1. Load and Inspect Data: Use the existing embedding script’s loading logic.

2. Labels: Map Rating to binary labels (0 vs. 1).

3. Network Features: Extract share_count, reaction_count, comment_count and standardize them.

4. Graph Construction: Create a graph where nodes are posts (post_id), edges are based on shared account_id or interactions (e.g., co-occurring in the dataset), and node features are network metrics.

5. Text Data: Keep Context Post raw for BERT input (no tokenization yet; BERT handles it internally).



In [2]:
import pandas as pd
import numpy as np
from scipy import io as sio
from sklearn.preprocessing import StandardScaler
from google.colab import drive

drive.mount('/content/drive')
file_path = '/content/drive/MyDrive/Projects/Hayat/facebook-fact-check.csv'
df = pd.read_csv(file_path, encoding='latin-1')

# Label mapping
label2id = {'mostly true': 0, 'mixture of true and false': 1, 'no factual content': 1, 'mostly false': 1}
df['Rating'] = df['Rating'].map(label2id)
y = df['Rating'].astype(int).to_numpy()
print("Label distribution:", np.bincount(y))  # Check balance

# Network features
network_cols = ['share_count', 'reaction_count', 'comment_count']
X_network = df[network_cols].fillna(0).to_numpy()
scaler = StandardScaler()
X_net_std = scaler.fit_transform(X_network)
print("X_network shape:", X_net_std.shape)  # (2282, 3)

# Save for later use
sio.savemat('labels.mat', {'y': y})
sio.savemat('network.mat', {'X_net_std': X_net_std})

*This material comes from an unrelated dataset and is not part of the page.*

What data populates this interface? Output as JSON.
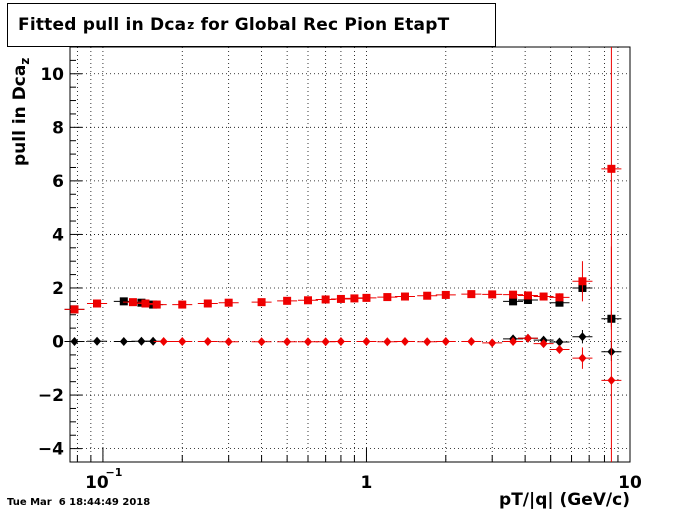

# Graph construction (simplified: nodes = posts, edges = same account_id)
import networkx as nx
G = nx.Graph()
for idx, row in df.iterrows():
    G.add_node(row['post_id'], features=X_net_std[idx])
for account_id, group in df.groupby('account_id'):
    posts = group['post_id'].tolist()
    for i in range(len(posts)):
        for j in range(i + 1, len(posts)):
            G.add_edge(posts[i], posts[j])  # Edge if same account
print("Graph nodes:", G.number_of_nodes(), "Edges:", G.number_of_edges())

Mounted at /content/drive
Label distribution: [1669  613]
X_network shape: (2282, 3)
Graph nodes: 16 Edges: 30